Kubernetes Secret Management

This guide will guide you through the steps to setup a pkhub pod that will create and update secrets
in your Kubernetes clusters based off Environments you create.

Overview

The pk cli can create Kubernetes Secrets from Environments
and each Environments can have any amount of embedded yaml Secret definitions.

For example:

You create an Environment “MySecretEnvs” with:

apiVersion: v1
kind: Secret
metadata:
  name: mysecret1
  namespace: default
type: Opaque
stringData:
  token: mysecrettoken
---
apiVersion: v1
kind: Secret
metadata:
  name: mysecret2
  namespace: default
type: Opaque
stringData:
  pass: mysecretpass

and run the pk command:

pk k8s apply secret --safe mysafe --lbls mysecret

Two secrets each with the name “MySecret1” and “MySecret2” will be created.

1. Setup Application Keys

If you do not already have API keys, please follow the CLI Install Guide and create a new API key pair.

For the steps in this document we assume the namespace pkhub exists.

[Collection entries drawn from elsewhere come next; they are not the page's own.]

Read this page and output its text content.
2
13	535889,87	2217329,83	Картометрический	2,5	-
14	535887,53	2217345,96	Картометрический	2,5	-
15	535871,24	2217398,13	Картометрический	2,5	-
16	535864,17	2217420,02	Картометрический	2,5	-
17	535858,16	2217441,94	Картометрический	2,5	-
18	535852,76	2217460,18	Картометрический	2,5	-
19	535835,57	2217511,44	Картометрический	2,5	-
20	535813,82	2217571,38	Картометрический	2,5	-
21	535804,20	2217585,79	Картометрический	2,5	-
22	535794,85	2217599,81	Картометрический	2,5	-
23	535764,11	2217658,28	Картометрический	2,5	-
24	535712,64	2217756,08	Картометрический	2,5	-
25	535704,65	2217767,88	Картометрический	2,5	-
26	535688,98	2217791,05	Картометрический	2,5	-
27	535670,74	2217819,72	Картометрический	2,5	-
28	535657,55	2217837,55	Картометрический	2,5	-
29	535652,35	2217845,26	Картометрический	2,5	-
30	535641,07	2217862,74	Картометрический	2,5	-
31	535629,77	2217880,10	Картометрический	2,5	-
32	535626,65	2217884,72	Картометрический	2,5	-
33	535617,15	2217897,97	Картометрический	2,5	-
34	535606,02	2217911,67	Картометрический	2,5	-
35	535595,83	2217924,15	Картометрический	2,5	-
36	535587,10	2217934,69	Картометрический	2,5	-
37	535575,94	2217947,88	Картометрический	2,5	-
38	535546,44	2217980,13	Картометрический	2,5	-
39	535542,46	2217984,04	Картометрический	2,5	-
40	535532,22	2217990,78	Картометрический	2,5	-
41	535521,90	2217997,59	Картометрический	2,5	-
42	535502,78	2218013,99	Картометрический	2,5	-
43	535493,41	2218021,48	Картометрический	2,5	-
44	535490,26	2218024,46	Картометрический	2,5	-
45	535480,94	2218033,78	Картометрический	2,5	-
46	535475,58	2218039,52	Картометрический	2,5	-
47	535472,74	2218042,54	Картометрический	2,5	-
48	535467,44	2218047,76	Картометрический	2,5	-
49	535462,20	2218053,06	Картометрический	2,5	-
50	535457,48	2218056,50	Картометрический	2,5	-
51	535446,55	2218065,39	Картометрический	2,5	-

kubectl create namespace pkhub

Then in create the secret pkkeys that contains the PK_KEY_ID and PK_KEY_SECRET variables.

kubectl create secret generic pkkeys -n pkhub --from-literal=PK_KEY_SECRET=$PK_KEY_SECRET --from-literal=PK_KEY_ID=$PK_KEY_ID

2. RBAC

If your Kubernetes cluster has RBAC enabled, apply the Service Account, Cluster Role and Cluster Role Binding in rbac.yml, or run:

kubectl apply -f https://raw.githubusercontent.com/pkhubio/pkcli/master/k8s/rbac.yml

You should see:

serviceaccount/pkhub-secrets created
clusterrole.rbac.authorization.k8s.io/pkhub-secrets-role created
clusterrolebinding.rbac.authorization.k8s.io/pkhub-secrets-role-binding created

3. Create a PKHub Secret Manager deployment

Now you can create a Deployment with a single Pod replica that will loop sleep and update any secrets that are in the environments you select for the secret management.

If you want to play around first and see how the pk cli command works and how secrets are created run:

kubectl -n pkhub run --generator=run-pod/v1 --serviceaccount=pkhub-secrets -i --tty pk-cli --image=pkhub/pk-cli -- sh

and when you’ve finished run:

kubectl -n pkhub delete pod pk-cli

Download and modify the deployment example secret-manager-example.
The important part is in the

args:
 - pk k8s apply secret --safe my-group-5 --lbls MySecrets --loop 1

where you can configure which environments are used to create secrets from.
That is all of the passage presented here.